Wo der Marxismus nicht durchgedrungen ist, herrscht die bürgerliche Auffassung der Gesellschaft, Die bürgerliche Theorie sieht in Arbeitern und Unternehmern nicht einander gegenüberstehende Klassen, sondern zusammenwirkende Assoziierte, die beide dasselbe Interesse an der Blüte des Betriebes haben und zusammen der Aussenwelt der Konsumenten und Konkurrenten gegenüberstehen. Mag dabei ein gelegentlicher Zank um die Teilung des gemeinsamen Arbeitsertrages vorkommen, Vertrag und Frieden bleiben das Normale, die Regel, und Gemeinsamkeit der Interessen bleibt die Grundlage. Diese Theorie, dass Arbeiter und Unternehmer zusammen den Ertrag des Betriebes teilen, findet ihre Praxis in der ‘gleitenden Lohnskale’, die die Arbeiter daran hindert in der Verbesserung ihrer Lebenshaltung stetig vorzudringen. Die bürgerlich-Ökonomische Lehre, dass der Preis durch den Lohn bestimmt wird, hat sogar dazu geführt, dem Lohnkampf jeden Nutzen abzusprechen, da jede Lohnerhöhung durch eine entsprechende Preiserhöhung aller Waren wettgemacht werde.

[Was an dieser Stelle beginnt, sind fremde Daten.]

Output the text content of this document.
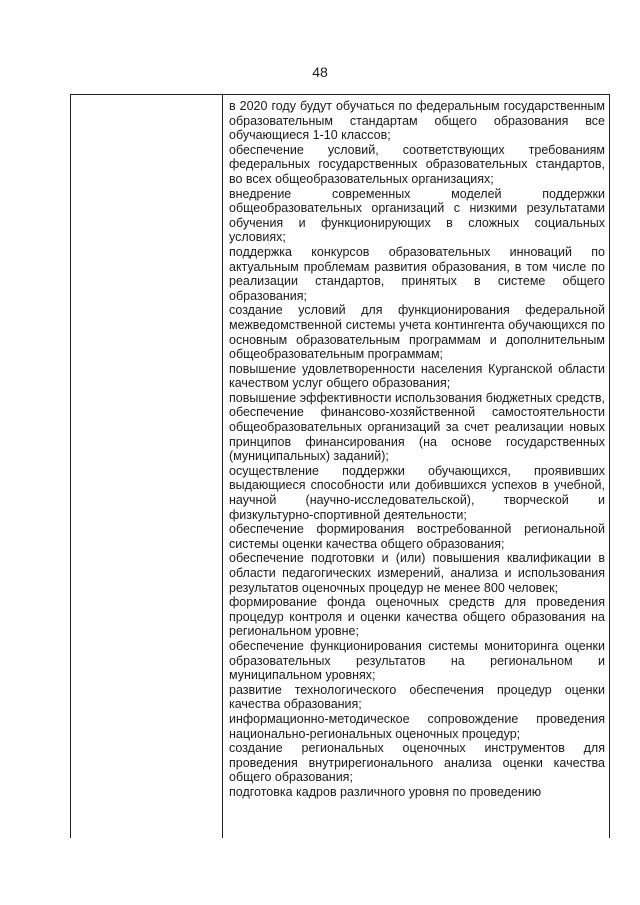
48

в 2020 году будут обучаться по федеральным государственным образовательным стандартам общего образования все обучающиеся 1-10 классов;

обеспечение условий, соответствующих требованиям федеральных государственных образовательных стандартов, во всех общеобразовательных организациях;

внедрение современных моделей поддержки общеобразовательных организаций с низкими результатами обучения и функционирующих в сложных социальных условиях;

поддержка конкурсов образовательных инноваций по актуальным проблемам развития образования, в том числе по реализации стандартов, принятых в системе общего образования;

создание условий для функционирования федеральной межведомственной системы учета контингента обучающихся по основным образовательным программам и дополнительным общеобразовательным программам;

повышение удовлетворенности населения Курганской области качеством услуг общего образования;

повышение эффективности использования бюджетных средств, обеспечение финансово-хозяйственной самостоятельности общеобразовательных организаций за счет реализации новых принципов финансирования (на основе государственных (муниципальных) заданий);

осуществление поддержки обучающихся, проявивших выдающиеся способности или добившихся успехов в учебной, научной (научно-исследовательской), творческой и физкультурно-спортивной деятельности;

обеспечение формирования востребованной региональной системы оценки качества общего образования;

обеспечение подготовки и (или) повышения квалификации в области педагогических измерений, анализа и использования результатов оценочных процедур не менее 800 человек;

формирование фонда оценочных средств для проведения процедур контроля и оценки качества общего образования на региональном уровне;

обеспечение функционирования системы мониторинга оценки образовательных результатов на региональном и муниципальном уровнях;

развитие технологического обеспечения процедур оценки качества образования;

информационно-методическое сопровождение проведения национально-региональных оценочных процедур;

создание региональных оценочных инструментов для проведения внутрирегионального анализа оценки качества общего образования;

подготовка кадров различного уровня по проведению
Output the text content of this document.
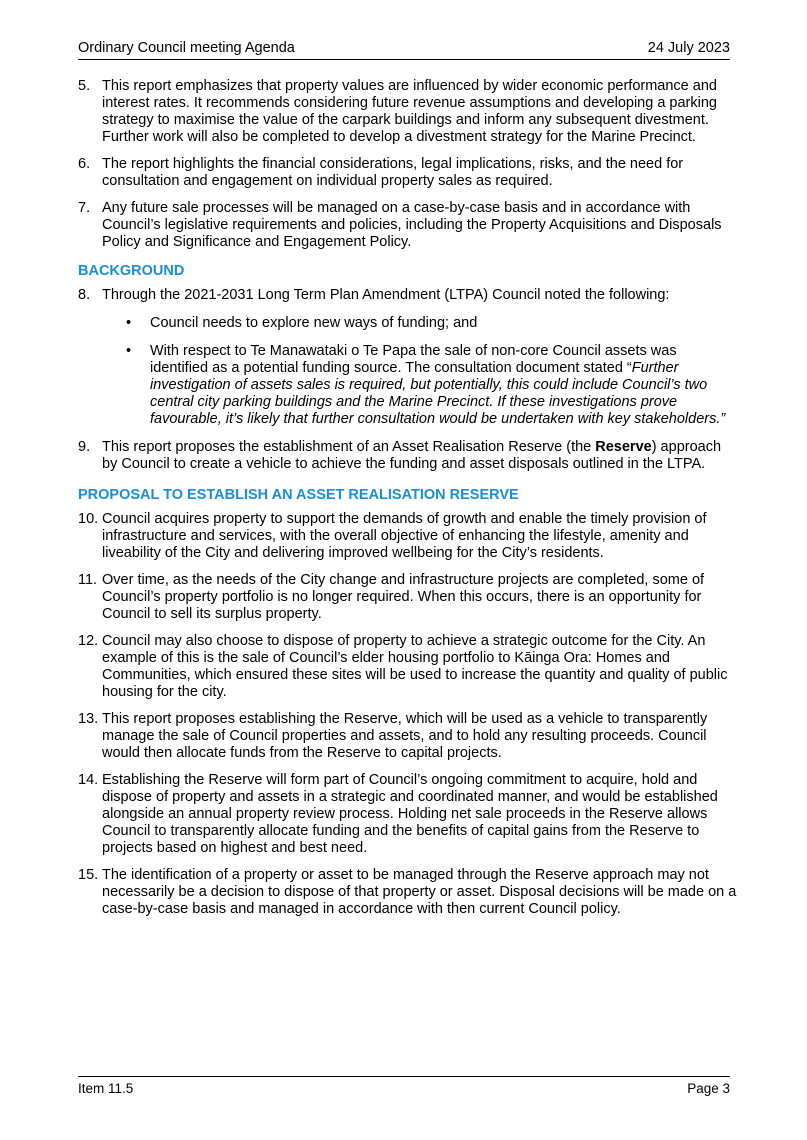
Ordinary Council meeting Agenda	24 July 2023
5. This report emphasizes that property values are influenced by wider economic performance and interest rates. It recommends considering future revenue assumptions and developing a parking strategy to maximise the value of the carpark buildings and inform any subsequent divestment. Further work will also be completed to develop a divestment strategy for the Marine Precinct.
6. The report highlights the financial considerations, legal implications, risks, and the need for consultation and engagement on individual property sales as required.
7. Any future sale processes will be managed on a case-by-case basis and in accordance with Council’s legislative requirements and policies, including the Property Acquisitions and Disposals Policy and Significance and Engagement Policy.
BACKGROUND
8. Through the 2021-2031 Long Term Plan Amendment (LTPA) Council noted the following:
• Council needs to explore new ways of funding; and
• With respect to Te Manawataki o Te Papa the sale of non-core Council assets was identified as a potential funding source. The consultation document stated “Further investigation of assets sales is required, but potentially, this could include Council’s two central city parking buildings and the Marine Precinct. If these investigations prove favourable, it’s likely that further consultation would be undertaken with key stakeholders.”
9. This report proposes the establishment of an Asset Realisation Reserve (the Reserve) approach by Council to create a vehicle to achieve the funding and asset disposals outlined in the LTPA.
PROPOSAL TO ESTABLISH AN ASSET REALISATION RESERVE
10. Council acquires property to support the demands of growth and enable the timely provision of infrastructure and services, with the overall objective of enhancing the lifestyle, amenity and liveability of the City and delivering improved wellbeing for the City’s residents.
11. Over time, as the needs of the City change and infrastructure projects are completed, some of Council’s property portfolio is no longer required. When this occurs, there is an opportunity for Council to sell its surplus property.
12. Council may also choose to dispose of property to achieve a strategic outcome for the City. An example of this is the sale of Council’s elder housing portfolio to Kāinga Ora: Homes and Communities, which ensured these sites will be used to increase the quantity and quality of public housing for the city.
13. This report proposes establishing the Reserve, which will be used as a vehicle to transparently manage the sale of Council properties and assets, and to hold any resulting proceeds. Council would then allocate funds from the Reserve to capital projects.
14. Establishing the Reserve will form part of Council’s ongoing commitment to acquire, hold and dispose of property and assets in a strategic and coordinated manner, and would be established alongside an annual property review process. Holding net sale proceeds in the Reserve allows Council to transparently allocate funding and the benefits of capital gains from the Reserve to projects based on highest and best need.
15. The identification of a property or asset to be managed through the Reserve approach may not necessarily be a decision to dispose of that property or asset. Disposal decisions will be made on a case-by-case basis and managed in accordance with then current Council policy.
Item 11.5	Page 3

Demgegenüber hat Marx' Theorie den Arbeitern ihre wirkliche Lage als Ausgebeuteten des Kapitals kennen gelehrt. Das Kapital sucht seinen Profit durch Herunterdrückung des Lohnes zu vergrössern, und daher müssen umgekehrt die Arbeiter energisch für Erhöhung des Lohnes und Verringerung der Ausbeutung kämpfen. Das geht immer auf Kosten des Profits. Die gewerkschaftlichen Kampfe sind ein Kampf der Klassen, zwischen denen ein tiefer Interessengegensatz besteht. Die Marxsche Theorie ist daher eine Kampftheorie; sie treibt die Arbeiter zum unermüdeten Kampfe zur Verbesserung ihrer Lebenslage. Ihre Früchte sehen wir überall, wo eine starke sozialistische Bewegung sie zum Gemeingut der Massen gemacht hat, wie in Deutschland, in Österreich, in Schweden. Dagegen wird aus den Ländern, wo die bürgerliche Friedenstheorie vorherrscht, aus England und Amerika, wiederholt geklagt, dass es den Gewerkschaften an der richtigen Kampfeslust fehlt und dass sie bei einer anderen Taktik mehr erringen könnten. Wo nach der Marxschen Lehre die Gewerkschaftskämpfe als Klassenkampf aufgefasst und geführt werden, erzeugen sie in den Proletariat einen hohen Idealismus. Mit der bürgerlichen Theorie geht ein beschränkter Egoismus zusammen, der in Amerika sogar zu erschreckenden Fällen von Korruption der Gewerkschaftsbeamten geführt hat.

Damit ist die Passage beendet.